The strengths of the present investigation include the large population-based study cohort and follow-up of the associations among MetS, 10 obesity-related indices, and renal function. However, several limitations should also be noted. First, certain medications such as anti-diabetic, anti-hypertensive, and lipid-lowering agents can affect the development or prevention of MetS, lipid profile, fasting glucose and BP; however, we did not have data on these medications. This may have caused the associations between renal function and MetS to be underestimated. Second, the data on factors that could cause a rapid decline in renal function, such as proteinuria, were also unavailable. Third, participants enrolled in the TWB are of Han Chinese ethnicity, which may limit the application of our findings to other ethnicities. Finally, there may have been sample bias, as approximately 25% of TWB enrollees returned for follow-up assessments.

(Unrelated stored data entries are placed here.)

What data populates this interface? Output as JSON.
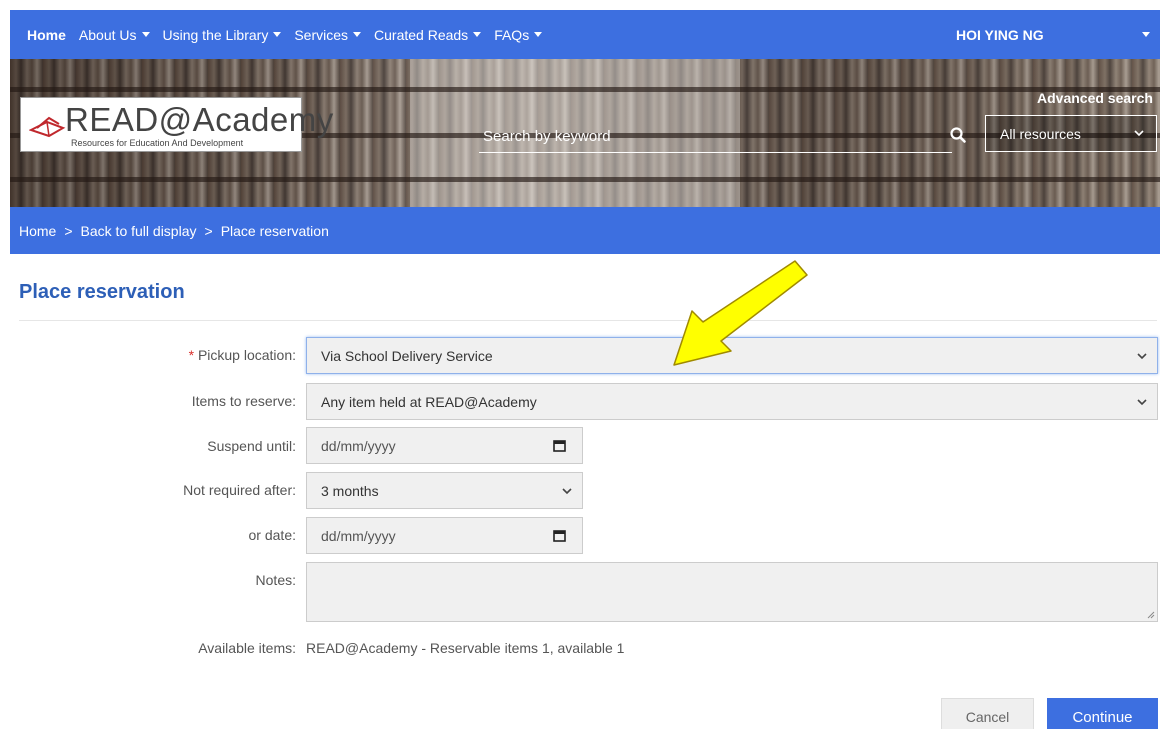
{
  "nav": {
    "items": [
      {
        "label": "Home",
        "dropdown": false
      },
      {
        "label": "About Us",
        "dropdown": true
      },
      {
        "label": "Using the Library",
        "dropdown": true
      },
      {
        "label": "Services",
        "dropdown": true
      },
      {
        "label": "Curated Reads",
        "dropdown": true
      },
      {
        "label": "FAQs",
        "dropdown": true
      }
    ],
    "user": "HOI YING NG"
  },
  "banner": {
    "logo_main": "READ@Academy",
    "logo_sub": "Resources for Education And Development",
    "search_placeholder": "Search by keyword",
    "scope_selected": "All resources",
    "advanced_search": "Advanced search"
  },
  "breadcrumb": [
    "Home",
    "Back to full display",
    "Place reservation"
  ],
  "page_title": "Place reservation",
  "form": {
    "pickup": {
      "label": "Pickup location:",
      "required_mark": "*",
      "value": "Via School Delivery Service"
    },
    "items": {
      "label": "Items to reserve:",
      "value": "Any item held at READ@Academy"
    },
    "suspend": {
      "label": "Suspend until:",
      "placeholder": "dd/mm/yyyy"
    },
    "not_required": {
      "label": "Not required after:",
      "value": "3 months"
    },
    "or_date": {
      "label": "or date:",
      "placeholder": "dd/mm/yyyy"
    },
    "notes": {
      "label": "Notes:",
      "value": ""
    },
    "available": {
      "label": "Available items:",
      "value": "READ@Academy - Reservable items 1, available 1"
    }
  },
  "buttons": {
    "cancel": "Cancel",
    "continue": "Continue"
  },
  "colors": {
    "primary": "#3d6fe0",
    "title": "#2d5fb7",
    "annotation_arrow": "#ffff00"
  }
}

Reducing the decline in renal function to stop the progression of CKD is a clinically important issue. Because our study showed that MetS and obesity-related indices are associated with the rapid deterioration of renal function, we hypothesized that identifying and treating MetS and obesity may help to slow down the deterioration of renal function. A small, randomized control trial enrolled participants with MetS and no pre-existing renal dysfunction and assigned them to three groups: dietary weight loss, weight loss combined with aerobic exercise, and no treatment [52]. The results showed that weight loss helped to improve renal function, and the effect of combined aerobic exercise was better than dietary weight loss alone. Another retrospective study involved 13,310,924 subjects without ESRD who underwent two health examinations over two years [53]. The hazard ratio and 95% confidence interval of the cohort that consistently had MetS progressing to ESRD was 5.65 (95% confidence interval, 5.42–5.89) compared with the cohort that consistently did not have MetS.

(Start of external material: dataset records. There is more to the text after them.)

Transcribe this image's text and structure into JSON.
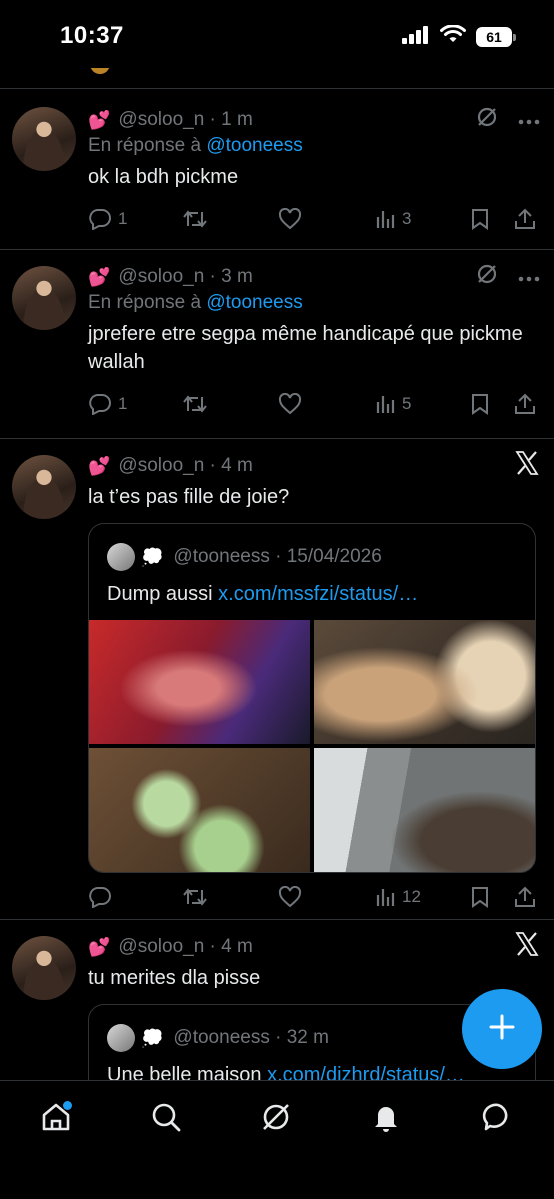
{
  "status_bar": {
    "time": "10:37",
    "battery": "61"
  },
  "tweets": [
    {
      "handle": "@soloo_n",
      "time": "· 1 m",
      "reply_prefix": "En réponse à",
      "reply_mention": "@tooneess",
      "text": "ok la bdh pickme",
      "replies": "1",
      "views": "3"
    },
    {
      "handle": "@soloo_n",
      "time": "· 3 m",
      "reply_prefix": "En réponse à",
      "reply_mention": "@tooneess",
      "text": "jprefere etre segpa même handicapé que pickme wallah",
      "replies": "1",
      "views": "5"
    },
    {
      "handle": "@soloo_n",
      "time": "· 4 m",
      "text": "la t’es pas fille de joie?",
      "quote": {
        "handle": "@tooneess",
        "time": "· 15/04/2026",
        "text": "Dump aussi",
        "link": "x.com/mssfzi/status/…"
      },
      "views": "12"
    },
    {
      "handle": "@soloo_n",
      "time": "· 4 m",
      "text": "tu merites dla pisse",
      "quote": {
        "handle": "@tooneess",
        "time": "· 32 m",
        "text": "Une belle maison",
        "link": "x.com/djzhrd/status/…"
      }
    }
  ],
  "colors": {
    "accent": "#1d9bf0",
    "secondary_text": "#71767b",
    "background": "#000000"
  }
}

In contrast, the hazard ratio of those with MetS who were followed up and found to have no MetS was 2.28 (2.15–2.42) compared with those with no MetS at all times. These studies may suggest that identifying and treating MetS and obesity may help improve the prognosis of the kidney. Combining our findings with WHtR, LAP, BRI, CI, AVI, VAI, and ABSI to identify patients with potentially rapidly deteriorating renal function in the obese population will allow clinicians to develop prevention strategies earlier.

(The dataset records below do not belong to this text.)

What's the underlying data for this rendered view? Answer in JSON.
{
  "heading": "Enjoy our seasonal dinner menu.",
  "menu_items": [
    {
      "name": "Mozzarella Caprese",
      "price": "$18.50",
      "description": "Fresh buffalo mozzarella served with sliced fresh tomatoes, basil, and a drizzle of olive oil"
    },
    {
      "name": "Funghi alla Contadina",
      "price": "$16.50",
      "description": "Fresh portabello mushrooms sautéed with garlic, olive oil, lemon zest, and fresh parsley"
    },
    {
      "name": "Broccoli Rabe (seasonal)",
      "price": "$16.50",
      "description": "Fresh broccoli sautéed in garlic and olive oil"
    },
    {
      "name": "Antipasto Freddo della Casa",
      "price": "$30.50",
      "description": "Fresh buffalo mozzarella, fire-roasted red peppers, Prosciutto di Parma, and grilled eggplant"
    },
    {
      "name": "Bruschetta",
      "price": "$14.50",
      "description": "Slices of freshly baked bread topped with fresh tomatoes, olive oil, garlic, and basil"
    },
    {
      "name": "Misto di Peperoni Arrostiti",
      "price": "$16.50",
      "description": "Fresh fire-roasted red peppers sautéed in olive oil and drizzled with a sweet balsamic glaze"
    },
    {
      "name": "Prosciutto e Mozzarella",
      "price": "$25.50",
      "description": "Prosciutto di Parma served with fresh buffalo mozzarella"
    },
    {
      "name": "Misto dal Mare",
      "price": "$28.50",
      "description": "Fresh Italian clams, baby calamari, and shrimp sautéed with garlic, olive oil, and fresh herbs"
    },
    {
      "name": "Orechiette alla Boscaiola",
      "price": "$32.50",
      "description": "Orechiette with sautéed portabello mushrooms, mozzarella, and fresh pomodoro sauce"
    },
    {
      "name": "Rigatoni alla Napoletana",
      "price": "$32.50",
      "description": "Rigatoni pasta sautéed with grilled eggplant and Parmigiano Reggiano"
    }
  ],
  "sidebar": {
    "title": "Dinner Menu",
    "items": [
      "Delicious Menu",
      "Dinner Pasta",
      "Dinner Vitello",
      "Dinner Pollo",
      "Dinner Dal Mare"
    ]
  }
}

In conclusion, we found that MetS and high values of obesity-related indices were associated with a high baseline eGFR and rapid decline in kidney function in our large cohort of Taiwanese adults. Our findings suggest that screening for MetS and obesity may help to slow the decline in renal function in high-risk populations. Further studies about new and useful predictive and prognostic biomarkers are needed to verify these findings in the future.